The Stew is a reworking of an adventure that Richard wrote for the Dave Arneson's Blackmoor MMRPG, a living-campaign-style series of adventures that were played at conventions and were published by Zeitgeist Games. That adventure, Mountain Madness, was very popular among the Blackmoor player base, and all the quirkiness that made it so memorable is present here. The Dave Arneson's Blackmoor MMRPG told a lot of good stories, and I'm very glad to see this excellent story being made available for this creative new rules system and a new set of victims...errr, players.
In a four hour gaming session, my group of experienced gamers was able to create SS&S characters from scratch and play through the first half of this adventure. I think SS&S is a fun system, and I believe that the slight clunkiness in the NPC stat blocks will eventually be ironed out. I found myself penciling in target numbers in this adventure's stat blocks so that I didn't have to add skill ranks and attributes in my head before every single test. This sped things up for me considerably. Although it only took a few seconds to do this by hand, perhaps Rogue Games might consider editing the standard NPC stat block in future adventures to include combat target numbers already combined.
Based on our experience last night, combat is rather deadly. In the ambush encounter, I would recommend scaling the number of hunters down to the number of players at the table.
There are two very memorable NPCs in this adventure. Gerd and Old Mila were very fun to roleplay in both the previous incarnation of this story and the current version. Based on Richard's wonderful description of Gerd, I tried to channel MASH's Charles Emerson Winchester as I portrayed his upper-class disgust with everything about his current situation. And the creative takeaways from the encounter with Mila were as popular with my players last night as they were when I ran this adventure for Blackmoor players.

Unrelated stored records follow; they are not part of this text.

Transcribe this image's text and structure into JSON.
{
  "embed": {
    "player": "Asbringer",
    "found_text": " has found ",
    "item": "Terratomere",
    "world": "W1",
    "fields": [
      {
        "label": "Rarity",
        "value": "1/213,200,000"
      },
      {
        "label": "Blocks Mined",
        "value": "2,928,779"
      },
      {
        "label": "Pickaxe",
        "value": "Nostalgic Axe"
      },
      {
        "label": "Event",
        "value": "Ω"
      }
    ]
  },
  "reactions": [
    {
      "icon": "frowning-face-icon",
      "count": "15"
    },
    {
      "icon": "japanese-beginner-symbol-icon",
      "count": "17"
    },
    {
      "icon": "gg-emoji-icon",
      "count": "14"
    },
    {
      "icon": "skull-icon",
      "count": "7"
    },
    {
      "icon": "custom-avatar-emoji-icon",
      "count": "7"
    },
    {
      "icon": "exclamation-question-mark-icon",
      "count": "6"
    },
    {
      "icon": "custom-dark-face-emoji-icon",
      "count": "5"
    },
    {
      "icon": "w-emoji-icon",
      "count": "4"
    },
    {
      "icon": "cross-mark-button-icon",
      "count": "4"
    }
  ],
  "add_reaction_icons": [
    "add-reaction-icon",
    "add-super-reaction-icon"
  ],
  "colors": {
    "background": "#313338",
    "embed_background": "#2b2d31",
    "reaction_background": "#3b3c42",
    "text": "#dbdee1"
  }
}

But the most memorable part of this adventure has to do with the eponymous stew. I won't go into detail in this review, but I would hide the title of this adventure to prevent suspicious types from jumping to conclusions when you describe the wonderful aroma. It seems to me very Robert E. Howard-ish to hand a new adventurer a bowl of this particular variety of soup, and then to have it color and inform the rest of their adventuring career. Years after the Blackmoor campaign ended, I still smile when I think about the widely varied but uniformly fun reactions from players after the "reveal."
Richard makes great stories. His writing gets in the way of his storytelling just a bit, so I'm giving it a four instead of a five. But this is an Adventure with a capital A. Even if you don't plan to run it, it's worth the ninety-nine cents just to enjoy this inspired set up and delivery.